Nice, can't wait til I can take my own son :fishing:


----------



## m30power (Sep 8, 2010)

great report! sounds like a succdessful outing you and your son will remember forever!


----------



## HuskyMD (May 19, 2000)

Now if I could just get him to stop holding the reel upside down. He's left handed, so he holds both my baitcaster and the spinning reel upside down so he can reel with his left.


----------



## IIJoNII (Apr 19, 2010)

haha its cute when a little kid does it, just plain sad when I see some adults doing that...


----------



## Semper Fi (Nov 5, 2009)

You can swap the handle on a spinning reel from one side to the other but you kinda stuck with what you got with a baitcaster though.


----------



## HuskyMD (May 19, 2000)

Thought you might enjoy some pictures...

Windmill Point scenery










My son with his first puffer fish









My son with his spot


----------



## Thrifty Angler (May 5, 2002)

Puffers....cool.
Nice shirt too. He's pre-teen, right? You have a little time left yet.

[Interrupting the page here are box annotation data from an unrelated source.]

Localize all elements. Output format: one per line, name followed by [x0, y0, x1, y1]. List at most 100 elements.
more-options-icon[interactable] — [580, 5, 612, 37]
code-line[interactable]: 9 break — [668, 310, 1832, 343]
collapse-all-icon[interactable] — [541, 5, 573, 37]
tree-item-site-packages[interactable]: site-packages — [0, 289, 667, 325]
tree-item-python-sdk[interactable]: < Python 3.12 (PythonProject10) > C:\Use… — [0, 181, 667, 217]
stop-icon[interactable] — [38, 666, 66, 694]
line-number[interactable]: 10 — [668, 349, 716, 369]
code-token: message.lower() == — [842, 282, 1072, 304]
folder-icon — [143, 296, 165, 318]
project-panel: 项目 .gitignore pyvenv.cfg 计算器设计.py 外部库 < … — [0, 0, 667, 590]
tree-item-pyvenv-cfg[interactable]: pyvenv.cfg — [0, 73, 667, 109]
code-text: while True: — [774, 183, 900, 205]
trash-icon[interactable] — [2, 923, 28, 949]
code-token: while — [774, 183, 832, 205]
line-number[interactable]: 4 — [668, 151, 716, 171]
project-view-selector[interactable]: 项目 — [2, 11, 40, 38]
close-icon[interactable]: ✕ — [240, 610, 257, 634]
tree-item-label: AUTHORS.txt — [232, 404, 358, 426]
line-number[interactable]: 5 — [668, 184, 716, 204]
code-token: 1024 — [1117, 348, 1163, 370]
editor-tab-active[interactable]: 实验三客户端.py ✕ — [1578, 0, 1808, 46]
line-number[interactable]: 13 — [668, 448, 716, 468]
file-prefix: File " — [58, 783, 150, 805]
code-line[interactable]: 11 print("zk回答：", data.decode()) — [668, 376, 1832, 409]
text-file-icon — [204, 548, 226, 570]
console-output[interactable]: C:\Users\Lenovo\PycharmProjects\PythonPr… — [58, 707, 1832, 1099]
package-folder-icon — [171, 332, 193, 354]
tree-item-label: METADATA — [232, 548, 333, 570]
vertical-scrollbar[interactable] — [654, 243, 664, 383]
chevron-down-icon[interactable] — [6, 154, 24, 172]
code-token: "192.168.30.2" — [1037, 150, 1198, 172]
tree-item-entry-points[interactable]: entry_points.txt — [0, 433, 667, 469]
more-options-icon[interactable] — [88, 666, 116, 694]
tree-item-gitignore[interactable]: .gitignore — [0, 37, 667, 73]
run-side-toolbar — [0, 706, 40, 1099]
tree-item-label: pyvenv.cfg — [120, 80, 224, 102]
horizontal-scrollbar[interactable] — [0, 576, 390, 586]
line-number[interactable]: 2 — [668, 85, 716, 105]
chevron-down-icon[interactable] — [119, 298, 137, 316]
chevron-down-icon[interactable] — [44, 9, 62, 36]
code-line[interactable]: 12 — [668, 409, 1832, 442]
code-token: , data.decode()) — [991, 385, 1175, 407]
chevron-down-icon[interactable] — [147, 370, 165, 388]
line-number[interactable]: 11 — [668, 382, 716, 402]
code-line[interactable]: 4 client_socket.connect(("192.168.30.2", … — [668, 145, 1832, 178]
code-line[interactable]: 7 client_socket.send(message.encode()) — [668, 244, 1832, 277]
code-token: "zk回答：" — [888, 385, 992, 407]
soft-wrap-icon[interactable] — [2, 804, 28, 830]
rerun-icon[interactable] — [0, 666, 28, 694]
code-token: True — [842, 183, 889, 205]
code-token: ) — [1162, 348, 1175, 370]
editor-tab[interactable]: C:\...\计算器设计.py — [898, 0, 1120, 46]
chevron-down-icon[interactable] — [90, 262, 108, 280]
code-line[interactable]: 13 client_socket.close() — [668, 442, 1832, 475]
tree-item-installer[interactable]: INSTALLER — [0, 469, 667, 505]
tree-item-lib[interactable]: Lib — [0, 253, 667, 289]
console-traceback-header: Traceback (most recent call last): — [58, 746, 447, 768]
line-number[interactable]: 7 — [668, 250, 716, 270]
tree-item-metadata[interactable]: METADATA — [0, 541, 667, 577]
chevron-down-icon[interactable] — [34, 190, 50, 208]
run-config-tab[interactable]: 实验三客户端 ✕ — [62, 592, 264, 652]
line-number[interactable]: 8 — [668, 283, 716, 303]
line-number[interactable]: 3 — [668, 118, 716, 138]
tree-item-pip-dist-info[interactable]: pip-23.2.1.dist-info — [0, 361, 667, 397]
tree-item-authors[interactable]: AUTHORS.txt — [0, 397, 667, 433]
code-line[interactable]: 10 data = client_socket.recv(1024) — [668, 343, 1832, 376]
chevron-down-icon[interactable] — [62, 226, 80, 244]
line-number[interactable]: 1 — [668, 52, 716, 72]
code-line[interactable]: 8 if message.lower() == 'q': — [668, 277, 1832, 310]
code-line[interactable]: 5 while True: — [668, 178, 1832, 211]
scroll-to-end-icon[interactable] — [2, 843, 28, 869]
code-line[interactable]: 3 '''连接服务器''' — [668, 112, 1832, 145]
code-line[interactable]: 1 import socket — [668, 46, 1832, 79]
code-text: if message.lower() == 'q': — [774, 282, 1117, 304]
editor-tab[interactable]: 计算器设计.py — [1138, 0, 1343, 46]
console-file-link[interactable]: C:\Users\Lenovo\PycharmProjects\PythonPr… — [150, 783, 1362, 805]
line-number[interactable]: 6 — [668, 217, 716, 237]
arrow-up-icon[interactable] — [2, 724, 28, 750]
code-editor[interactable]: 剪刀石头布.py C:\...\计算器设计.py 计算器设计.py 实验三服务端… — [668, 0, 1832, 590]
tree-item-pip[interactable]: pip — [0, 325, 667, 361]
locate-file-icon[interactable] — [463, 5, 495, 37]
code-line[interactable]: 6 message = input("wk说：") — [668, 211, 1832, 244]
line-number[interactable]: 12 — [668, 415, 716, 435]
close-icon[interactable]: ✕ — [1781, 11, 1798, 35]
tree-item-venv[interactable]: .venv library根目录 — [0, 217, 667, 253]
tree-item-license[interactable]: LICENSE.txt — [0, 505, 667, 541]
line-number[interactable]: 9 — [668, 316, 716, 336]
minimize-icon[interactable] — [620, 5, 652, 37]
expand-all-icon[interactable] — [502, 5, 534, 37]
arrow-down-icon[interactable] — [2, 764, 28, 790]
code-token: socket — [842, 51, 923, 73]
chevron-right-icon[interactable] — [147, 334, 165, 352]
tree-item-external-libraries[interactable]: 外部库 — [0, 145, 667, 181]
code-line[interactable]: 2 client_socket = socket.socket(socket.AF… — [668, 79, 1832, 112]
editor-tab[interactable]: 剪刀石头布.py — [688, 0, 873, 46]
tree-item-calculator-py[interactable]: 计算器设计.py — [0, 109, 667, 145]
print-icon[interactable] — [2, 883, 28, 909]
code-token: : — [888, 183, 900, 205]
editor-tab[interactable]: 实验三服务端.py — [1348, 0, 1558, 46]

I'd pay close attention to the shirt's message. At times....art imitates life.


----------



## croaker83 (Aug 15, 2010)

ive been there didnt knw thats wat its called there . there condos or aprtments rite by there rite ? i caught a fat croaker out there and a flounder its a nice spot people go swiming there i beleive


----------



## HuskyMD (May 19, 2000)

yes, there are condos and a marina there. Well, it's sort of a marina. It does have a grill though, so drinks are available...

Yes, people do swim there. But there is a lot of beach and there were harly any people there. So I just kept walking until I was far from the people...


----------



## croaker83 (Aug 15, 2010)

yep thats the spot ive been there. theres this big dogg that runs around the beach all the time he comes out of those condos lol but hes friendly


----------



## rattler (Jul 3, 2004)

Great fishing. I have 3 and drug mine fishing. They are older now and understand why.


----------